While the state has expertise in mine reclamation, this site holds many more complications than usual. First and most important, one of the risk driver contaminants at the site is uranium. It’s in the groundwater, in the soil, and found in the dust blowing from the site. I probably don’t need to tell you that uranium is a bad thing — a radioactive cancer-causing pollutant. It has been concentrated and spread throughout the valley as a result of the mine site. This is not like those “regular” mine site contaminants found at other Superfund-level cleanup sites in our state. It has very different risk and exposure implications.

Second, this site is located on mostly federal land. Over half of the mine site footprint is on Bureau of Land Management (BLM) land, and the contamination extends onto tribal land, including a section of the Walker River. This complicates the idea that the site can be managed through state oversight. The state only has jurisdiction over the private land portions of the contamination, not public lands, under the Comprehensive Environmental Response, Compensation, and Liability Act (CERCLA). That act, by the way, was passed in 1980 because of some terrible hazardous waste practices and management that was allowed to take place in the 1970s. There are significant issues that restrict state authority on Tribal Trust land.

Finally, the site is not contained. Contaminated material from the site has been observed as far from the site as Walker Lake, resulting from contaminated surface water runoff from the site that came through the Yerington Paiute Tribe reservation into the Walker River and on to Walker Lake. Now we are talking about contested navigable waters (hello, Army Corps of Engineers) and endangered species, the Lahontan cutthroat trout (welcome to the party, U.S. Fish and Wildlife), being part of the equation.

This project is so much more than capping a mine and dealing with a pit lake, things that we do have expertise in at the state level.

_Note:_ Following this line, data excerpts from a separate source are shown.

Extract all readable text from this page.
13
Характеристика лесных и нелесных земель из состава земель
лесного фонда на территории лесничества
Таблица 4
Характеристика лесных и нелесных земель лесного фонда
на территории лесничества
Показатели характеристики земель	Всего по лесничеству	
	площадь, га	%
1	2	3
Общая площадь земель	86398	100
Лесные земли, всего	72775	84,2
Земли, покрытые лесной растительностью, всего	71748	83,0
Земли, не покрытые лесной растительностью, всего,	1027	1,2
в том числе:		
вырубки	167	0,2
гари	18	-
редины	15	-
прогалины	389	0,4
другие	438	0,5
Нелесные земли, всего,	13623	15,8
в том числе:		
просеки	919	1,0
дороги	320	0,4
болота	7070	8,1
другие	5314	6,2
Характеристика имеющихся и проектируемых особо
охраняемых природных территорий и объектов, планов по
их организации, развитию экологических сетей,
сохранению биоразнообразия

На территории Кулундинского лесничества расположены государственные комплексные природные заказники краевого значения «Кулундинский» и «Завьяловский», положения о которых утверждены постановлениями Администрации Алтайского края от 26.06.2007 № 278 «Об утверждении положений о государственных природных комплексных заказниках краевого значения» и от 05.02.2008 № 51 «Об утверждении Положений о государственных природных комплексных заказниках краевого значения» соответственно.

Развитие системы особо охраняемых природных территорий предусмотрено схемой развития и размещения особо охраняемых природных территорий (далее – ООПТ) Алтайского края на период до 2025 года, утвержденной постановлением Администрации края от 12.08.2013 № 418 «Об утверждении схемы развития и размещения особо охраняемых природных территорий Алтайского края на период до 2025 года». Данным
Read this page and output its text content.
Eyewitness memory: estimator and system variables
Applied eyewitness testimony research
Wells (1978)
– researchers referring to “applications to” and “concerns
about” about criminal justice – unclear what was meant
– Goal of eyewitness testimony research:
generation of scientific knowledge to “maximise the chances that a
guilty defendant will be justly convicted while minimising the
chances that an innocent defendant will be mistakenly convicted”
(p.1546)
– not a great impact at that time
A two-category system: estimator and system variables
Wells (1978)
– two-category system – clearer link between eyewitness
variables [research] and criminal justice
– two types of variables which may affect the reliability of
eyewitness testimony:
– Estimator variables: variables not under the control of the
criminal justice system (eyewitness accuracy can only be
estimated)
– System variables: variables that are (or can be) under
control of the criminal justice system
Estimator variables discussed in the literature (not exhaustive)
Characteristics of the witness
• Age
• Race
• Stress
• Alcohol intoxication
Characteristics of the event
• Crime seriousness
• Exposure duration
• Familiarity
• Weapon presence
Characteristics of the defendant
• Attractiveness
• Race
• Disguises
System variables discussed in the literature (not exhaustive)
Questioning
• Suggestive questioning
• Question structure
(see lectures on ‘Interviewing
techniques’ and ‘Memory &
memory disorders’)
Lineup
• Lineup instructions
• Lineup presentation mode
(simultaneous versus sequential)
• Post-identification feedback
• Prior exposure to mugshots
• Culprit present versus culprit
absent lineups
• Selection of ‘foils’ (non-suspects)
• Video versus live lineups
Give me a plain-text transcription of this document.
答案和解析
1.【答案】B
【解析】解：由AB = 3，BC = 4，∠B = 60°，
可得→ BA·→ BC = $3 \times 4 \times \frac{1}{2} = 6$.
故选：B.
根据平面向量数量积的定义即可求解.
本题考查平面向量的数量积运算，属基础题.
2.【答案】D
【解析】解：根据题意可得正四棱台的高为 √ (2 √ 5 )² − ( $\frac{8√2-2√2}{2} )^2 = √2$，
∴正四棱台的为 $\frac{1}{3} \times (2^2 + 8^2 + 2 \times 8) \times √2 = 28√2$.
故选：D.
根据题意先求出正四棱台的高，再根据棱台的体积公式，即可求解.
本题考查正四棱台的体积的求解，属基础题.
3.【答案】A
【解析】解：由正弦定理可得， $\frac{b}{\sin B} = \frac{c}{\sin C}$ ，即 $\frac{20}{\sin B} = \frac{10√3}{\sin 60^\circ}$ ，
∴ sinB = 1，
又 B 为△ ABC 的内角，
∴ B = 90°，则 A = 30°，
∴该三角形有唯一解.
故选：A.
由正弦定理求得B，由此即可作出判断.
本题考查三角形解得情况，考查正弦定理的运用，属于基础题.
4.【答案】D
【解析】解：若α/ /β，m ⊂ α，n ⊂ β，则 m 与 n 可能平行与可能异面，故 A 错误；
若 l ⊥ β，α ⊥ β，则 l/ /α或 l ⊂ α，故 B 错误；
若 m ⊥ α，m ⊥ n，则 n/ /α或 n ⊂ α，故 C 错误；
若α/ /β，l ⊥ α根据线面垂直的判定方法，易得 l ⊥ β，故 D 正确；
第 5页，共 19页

The state taking on oversight was pushed by the Trump Administration, and unfortunately it doesn’t seem like anyone at the state understood how bad of an idea it was, at least enough to say “no.” Developers and the state government are afraid of the Superfund designation. There’s also an angle of public land grab and giveaway to a foreign corporation, BP, who the state now has to manage and hold responsible for cleanup. This corporation is notorious for shirking responsibility, litigating endlessly and expensively, and leaving communities high and dry with some good PR and a lasting environmental issue.

We are not equipped, at the state level, to handle this. But, while we should try, it is unlikely we can give it back to the federal government. So now we must make the best we can of it, by bringing more experts on board and, hopefully, by electing state lawmakers who understand the issue, will pay attention, and help hold BP accountable. Perhaps more importantly, we need to make sure this doesn’t happen again in the future.

That brings me to my final point: unless we are vigilant, this will happen again. The EPA and Trump Administration will try to pass the buck; we can’t let them. They are also dismantling environmental oversight and protections that could prevent future environmental devastation. It just takes one bad corporate actor to go unmonitored, and this happens again.

There’s a way to grow that is sustainable. Mining can be done well, and is necessary for the raw materials to make things like the batteries and solar panels we need to move away from fossil fuels. These are mostly skilled, organized labor jobs that pay good, middle-class wages. But we cannot let industry run amuck, and police themselves; we have living examples of how bad that can be.

What monitoring and oversight should and will the state need to take on? That remains to be seen. Some of what the Trump Administration and EPA is doing is just for show, with little practical impact, but we must be vigilant and pick up any slack if and when they decide to dismantle regulations that do make a real difference. It is more important than ever that our elected officials have an understanding of the science and the issues of environmental protection in order to keep us safe.